Founder, Logan Brown, commented: ‘The legal system was never designed for startup founders, and the traditional billable hour makes legal support slow and prohibitively expensive for companies at this stage.
‘Soxton is the solution: a platform that transforms legal from a black box into a transparent, intuitive, and founder-friendly service.’

All well and good. But, what does it do?
Soxton offers a library of more than fifty ‘startup-ready contracts’, and a plain-English AI legal copilot custom-trained on startup data, they explained.
Startups can then ‘streamline integral routine legal work from incorporation to advisor grants, through automated workflows’.
Soxton also offers over 400 clauses in a library, ‘with intent-based clause suggestions and support for uploading templates’.

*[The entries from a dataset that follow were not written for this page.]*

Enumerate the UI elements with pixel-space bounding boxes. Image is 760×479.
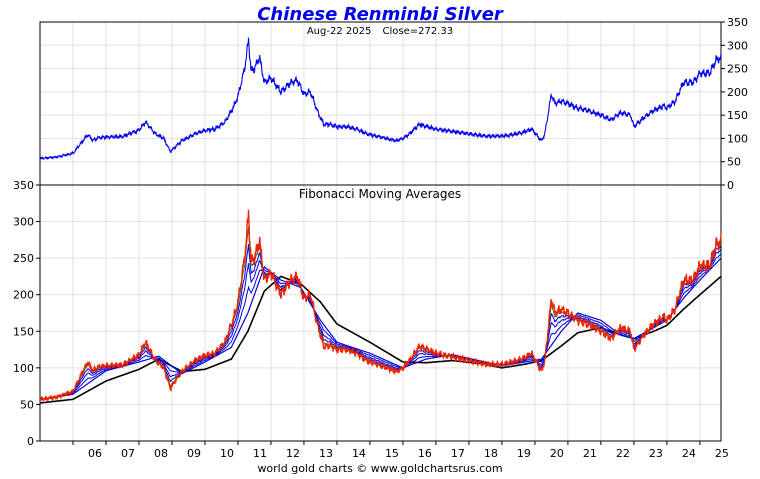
top-panel-y-axis: 0 50 100 150 200 250 300 350 <box>721 16 748 192</box>
x-tick-label: 07 <box>121 447 135 460</box>
x-tick-label: 16 <box>418 447 432 460</box>
x-tick-label: 08 <box>154 447 168 460</box>
price-line-red <box>39 209 722 403</box>
chart-title: Chinese Renminbi Silver <box>257 4 504 25</box>
x-tick-label: 12 <box>286 447 300 460</box>
top-panel-series <box>39 37 722 161</box>
top-y-tick-label: 350 <box>727 16 748 29</box>
chart-subtitle: Aug-22 2025 Close=272.33 <box>307 26 453 37</box>
top-y-tick-label: 50 <box>727 156 741 169</box>
bottom-y-tick-label: 100 <box>13 362 34 375</box>
top-panel-grid <box>40 21 721 186</box>
top-y-tick-label: 250 <box>727 63 748 76</box>
bottom-y-tick-label: 150 <box>13 325 34 338</box>
x-tick-label: 22 <box>616 447 630 460</box>
panel-title-fibonacci: Fibonacci Moving Averages <box>299 187 461 201</box>
top-y-tick-label: 0 <box>727 179 734 192</box>
top-y-tick-label: 100 <box>727 132 748 145</box>
top-y-tick-label: 300 <box>727 39 748 52</box>
x-tick-label: 24 <box>682 447 696 460</box>
price-line <box>39 37 722 161</box>
bottom-panel-grid <box>40 184 721 442</box>
x-tick-label: 18 <box>484 447 498 460</box>
bottom-panel-frame <box>39 184 722 442</box>
bottom-y-tick-label: 300 <box>13 216 34 229</box>
footer-credit: world gold charts © www.goldchartsrus.co… <box>257 462 502 475</box>
x-tick-label: 20 <box>550 447 564 460</box>
x-tick-label: 13 <box>319 447 333 460</box>
close-label: Close=272.33 <box>383 26 454 37</box>
bottom-y-tick-label: 200 <box>13 289 34 302</box>
bottom-panel-y-axis: 0 50 100 150 200 250 300 350 <box>13 179 40 448</box>
x-tick-label: 09 <box>187 447 201 460</box>
x-tick-label: 14 <box>352 447 366 460</box>
x-tick-label: 06 <box>88 447 102 460</box>
date-label: Aug-22 2025 <box>307 26 372 37</box>
x-axis: 06 07 08 09 10 11 12 13 14 15 16 17 18 19 20 21 22 23 24 25 <box>72 441 729 460</box>
top-y-tick-label: 200 <box>727 86 748 99</box>
bottom-y-tick-label: 250 <box>13 252 34 265</box>
bottom-panel-series <box>39 209 722 404</box>
x-tick-label: 19 <box>517 447 531 460</box>
top-y-tick-label: 150 <box>727 109 748 122</box>
x-tick-label: 23 <box>649 447 663 460</box>
x-tick-label: 17 <box>451 447 465 460</box>
x-tick-label: 11 <box>253 447 267 460</box>
x-tick-label: 21 <box>583 447 597 460</box>
bottom-y-tick-label: 350 <box>13 179 34 192</box>
bottom-y-tick-label: 50 <box>20 398 34 411</box>
x-tick-label: 10 <box>220 447 234 460</box>
bottom-y-tick-label: 0 <box>27 435 34 448</box>
x-tick-label: 25 <box>715 447 729 460</box>
x-tick-label: 15 <box>385 447 399 460</box>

Soxton’s most popular tool allows founders and operators to request a custom contract with a lawyer review. Founders can edit contracts using natural language, flag risks instantly, and access tools that translate legal jargon, they added.
The round was led by Moxxie Ventures, with participation from Strobe, Coalition, Caterina Fake, and Flex.

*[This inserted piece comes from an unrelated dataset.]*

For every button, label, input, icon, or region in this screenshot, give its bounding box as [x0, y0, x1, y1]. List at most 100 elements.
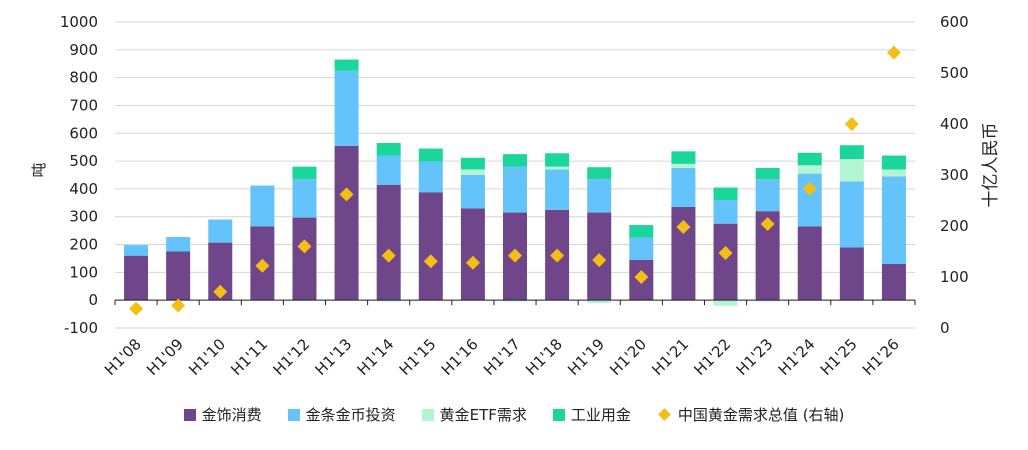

And last word goes to investor Katie Jacobs Stanton, Founder and General Partner of Moxxie Ventures, who commented: ‘I’ve never heard founders say ‘yes’ so quickly to a service like Soxton. Soxton is solving a pain point that every founder knows too well – costly, opaque, and slow legal services. The combination of AI and human legal judgment is immediately beneficial for companies at the earlier stage, but is also strategic for growth stage founders that don’t yet need to have a law firm on retainer.’
And if you are wondering what a NewMod legal business is then check this out here in AL.
Artificial Lawyer bets that there will be many more NewMods coming to market in 2026.